First, create a new file, image-with-text.liquid, in the sections directory of your theme.

Then, in your editor’s AI chat, you can select the specific frame in your Figma file that you want to generate and write a prompt like this:

“Generate the Liquid and {% schema %} for a new Shopify section based on the ‘Image with Text’ frame I’ve selected from the connected Figma file. The heading, text, and button should all be configurable settings in the schema. The image should be an image_picker setting.”
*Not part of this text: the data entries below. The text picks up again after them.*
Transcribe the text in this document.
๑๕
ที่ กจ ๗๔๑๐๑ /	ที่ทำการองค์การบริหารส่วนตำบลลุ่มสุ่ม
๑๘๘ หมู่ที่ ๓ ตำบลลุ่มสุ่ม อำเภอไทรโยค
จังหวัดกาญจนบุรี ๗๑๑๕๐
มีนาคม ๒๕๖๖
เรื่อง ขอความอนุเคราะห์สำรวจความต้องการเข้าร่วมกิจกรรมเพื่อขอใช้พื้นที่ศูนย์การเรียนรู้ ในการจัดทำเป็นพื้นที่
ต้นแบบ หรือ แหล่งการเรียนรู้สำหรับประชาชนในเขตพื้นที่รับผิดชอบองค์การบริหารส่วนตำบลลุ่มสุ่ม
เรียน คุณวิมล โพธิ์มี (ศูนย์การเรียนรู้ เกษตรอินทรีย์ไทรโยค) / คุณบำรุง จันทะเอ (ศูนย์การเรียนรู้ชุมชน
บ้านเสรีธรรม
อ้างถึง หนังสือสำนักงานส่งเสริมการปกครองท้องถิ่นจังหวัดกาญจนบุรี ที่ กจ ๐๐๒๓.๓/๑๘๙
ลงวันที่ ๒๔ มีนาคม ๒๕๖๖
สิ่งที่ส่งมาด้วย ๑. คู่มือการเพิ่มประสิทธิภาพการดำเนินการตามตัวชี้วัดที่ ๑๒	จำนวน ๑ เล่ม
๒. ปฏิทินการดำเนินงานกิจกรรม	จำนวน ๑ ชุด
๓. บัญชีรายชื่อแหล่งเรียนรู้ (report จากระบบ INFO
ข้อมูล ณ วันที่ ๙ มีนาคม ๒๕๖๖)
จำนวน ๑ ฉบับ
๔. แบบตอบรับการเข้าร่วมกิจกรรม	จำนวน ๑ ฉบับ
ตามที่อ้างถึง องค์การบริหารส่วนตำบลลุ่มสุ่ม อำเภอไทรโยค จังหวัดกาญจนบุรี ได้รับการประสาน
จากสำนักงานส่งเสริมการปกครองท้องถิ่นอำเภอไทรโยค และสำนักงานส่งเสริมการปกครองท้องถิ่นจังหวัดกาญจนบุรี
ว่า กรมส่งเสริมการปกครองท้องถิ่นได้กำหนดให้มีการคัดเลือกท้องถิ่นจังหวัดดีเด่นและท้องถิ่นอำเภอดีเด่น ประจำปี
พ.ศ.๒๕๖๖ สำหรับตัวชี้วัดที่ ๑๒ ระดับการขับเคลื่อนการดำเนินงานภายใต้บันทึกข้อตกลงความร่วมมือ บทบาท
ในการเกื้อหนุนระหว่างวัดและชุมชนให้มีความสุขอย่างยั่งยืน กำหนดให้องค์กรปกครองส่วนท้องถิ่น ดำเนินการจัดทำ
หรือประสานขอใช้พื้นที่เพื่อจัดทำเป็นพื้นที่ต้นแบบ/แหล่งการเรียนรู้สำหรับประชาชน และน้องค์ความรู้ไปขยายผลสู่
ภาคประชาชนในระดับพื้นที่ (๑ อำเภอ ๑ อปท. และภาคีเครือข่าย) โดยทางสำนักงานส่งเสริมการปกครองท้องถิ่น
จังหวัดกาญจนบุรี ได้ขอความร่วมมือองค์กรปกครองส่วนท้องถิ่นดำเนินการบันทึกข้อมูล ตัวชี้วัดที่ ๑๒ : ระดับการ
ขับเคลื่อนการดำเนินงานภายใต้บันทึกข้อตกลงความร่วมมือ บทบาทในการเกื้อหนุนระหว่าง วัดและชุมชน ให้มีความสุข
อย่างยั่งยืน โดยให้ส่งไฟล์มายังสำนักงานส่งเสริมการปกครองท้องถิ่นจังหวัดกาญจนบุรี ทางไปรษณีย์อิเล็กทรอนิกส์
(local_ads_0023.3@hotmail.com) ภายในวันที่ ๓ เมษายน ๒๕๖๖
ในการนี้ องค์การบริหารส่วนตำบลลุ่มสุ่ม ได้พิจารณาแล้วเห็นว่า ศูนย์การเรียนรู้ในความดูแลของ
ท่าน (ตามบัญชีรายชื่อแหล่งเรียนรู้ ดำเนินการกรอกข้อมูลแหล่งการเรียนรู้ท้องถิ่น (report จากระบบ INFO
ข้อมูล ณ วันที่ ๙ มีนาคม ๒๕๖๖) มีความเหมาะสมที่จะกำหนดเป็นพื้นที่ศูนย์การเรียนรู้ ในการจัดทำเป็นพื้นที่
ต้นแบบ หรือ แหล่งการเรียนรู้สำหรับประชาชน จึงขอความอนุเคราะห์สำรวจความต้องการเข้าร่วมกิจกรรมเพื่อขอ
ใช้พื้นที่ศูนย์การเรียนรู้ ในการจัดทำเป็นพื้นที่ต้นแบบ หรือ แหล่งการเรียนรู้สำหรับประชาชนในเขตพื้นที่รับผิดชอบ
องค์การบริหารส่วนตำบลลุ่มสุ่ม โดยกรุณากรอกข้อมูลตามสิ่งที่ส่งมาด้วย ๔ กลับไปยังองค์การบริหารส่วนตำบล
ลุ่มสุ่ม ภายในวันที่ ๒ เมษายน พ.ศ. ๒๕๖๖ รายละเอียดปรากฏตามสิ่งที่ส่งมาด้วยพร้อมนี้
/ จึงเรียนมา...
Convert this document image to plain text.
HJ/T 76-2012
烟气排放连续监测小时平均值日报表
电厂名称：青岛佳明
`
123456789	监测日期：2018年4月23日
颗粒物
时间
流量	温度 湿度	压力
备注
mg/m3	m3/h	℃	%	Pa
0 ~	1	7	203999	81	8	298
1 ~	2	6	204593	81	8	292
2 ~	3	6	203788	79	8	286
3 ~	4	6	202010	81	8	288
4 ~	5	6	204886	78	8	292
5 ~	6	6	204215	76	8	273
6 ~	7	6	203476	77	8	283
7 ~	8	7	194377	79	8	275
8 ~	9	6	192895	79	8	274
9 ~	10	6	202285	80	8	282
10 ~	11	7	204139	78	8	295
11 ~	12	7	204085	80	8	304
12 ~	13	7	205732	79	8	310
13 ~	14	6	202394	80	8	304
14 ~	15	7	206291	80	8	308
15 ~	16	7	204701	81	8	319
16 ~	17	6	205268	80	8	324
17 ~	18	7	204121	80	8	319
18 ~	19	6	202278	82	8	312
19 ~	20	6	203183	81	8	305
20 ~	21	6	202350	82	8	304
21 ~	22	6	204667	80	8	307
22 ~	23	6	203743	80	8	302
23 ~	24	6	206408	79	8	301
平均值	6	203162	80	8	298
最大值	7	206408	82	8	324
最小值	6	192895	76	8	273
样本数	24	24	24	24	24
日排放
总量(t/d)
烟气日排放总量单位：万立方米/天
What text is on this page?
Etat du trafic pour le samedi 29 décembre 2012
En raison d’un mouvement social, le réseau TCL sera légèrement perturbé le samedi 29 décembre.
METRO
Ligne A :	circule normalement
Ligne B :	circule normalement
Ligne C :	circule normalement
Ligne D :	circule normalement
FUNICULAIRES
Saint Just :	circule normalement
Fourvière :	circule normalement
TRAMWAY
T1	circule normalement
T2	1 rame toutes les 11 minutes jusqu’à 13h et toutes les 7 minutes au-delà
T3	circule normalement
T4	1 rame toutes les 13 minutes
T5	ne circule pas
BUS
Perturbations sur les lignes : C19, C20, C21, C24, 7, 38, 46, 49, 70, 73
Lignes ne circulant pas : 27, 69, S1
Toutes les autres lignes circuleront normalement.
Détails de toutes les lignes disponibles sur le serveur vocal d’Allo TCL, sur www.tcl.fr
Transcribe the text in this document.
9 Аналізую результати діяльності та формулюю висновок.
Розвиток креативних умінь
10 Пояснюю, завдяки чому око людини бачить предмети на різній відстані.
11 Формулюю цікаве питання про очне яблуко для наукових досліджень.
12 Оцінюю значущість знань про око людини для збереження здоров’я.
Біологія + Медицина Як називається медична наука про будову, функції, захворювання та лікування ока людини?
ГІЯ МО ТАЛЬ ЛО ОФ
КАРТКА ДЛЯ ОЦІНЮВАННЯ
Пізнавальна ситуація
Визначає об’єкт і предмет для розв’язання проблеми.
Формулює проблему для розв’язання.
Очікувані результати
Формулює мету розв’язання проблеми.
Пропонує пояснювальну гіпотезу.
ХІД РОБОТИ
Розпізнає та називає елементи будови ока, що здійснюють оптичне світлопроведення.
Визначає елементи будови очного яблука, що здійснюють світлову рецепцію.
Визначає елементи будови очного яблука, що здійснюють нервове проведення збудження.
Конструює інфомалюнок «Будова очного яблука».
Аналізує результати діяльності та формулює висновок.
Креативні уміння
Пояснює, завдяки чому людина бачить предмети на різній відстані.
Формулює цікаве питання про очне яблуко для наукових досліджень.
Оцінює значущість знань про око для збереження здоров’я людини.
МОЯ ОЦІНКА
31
Step 4: Review and Refine the Output

The AI will generate the complete Liquid and JSON schema for your new section. It will interpret the auto layout to create the correct HTML structure and CSS, and it will use the text and color styles from Figma to inform the schema settings.

The output won’t always be 100% perfect. You may need to:

  • Tweak the schema to add more specific setting types (e.g., changing a text input to richtext).
  • Refine the CSS to handle responsive behavior more precisely.
  • Add any complex Liquid logic that the AI might have missed.

Even with these refinements, the process is dramatically faster. The AI has done 80-90% of the tedious boilerplate work, allowing you to focus on the finishing touches.


Final Thoughts: A New Partner in Development

Figma’s MCP is not a tool that will replace developers. It’s a tool that will augment them. It automates the most time-consuming and least creative part of our job—turning a finished design into structured code—and frees us up to be better architects, problem-solvers, and engineers.

The developers who embrace this new, AI-assisted workflow will have a massive advantage, delivering higher-quality work in a fraction of the time. The revolution is here, and it starts with connecting your editor to your design.

❓ Have you tried using an MCP-enabled tool in your workflow? What was your experience?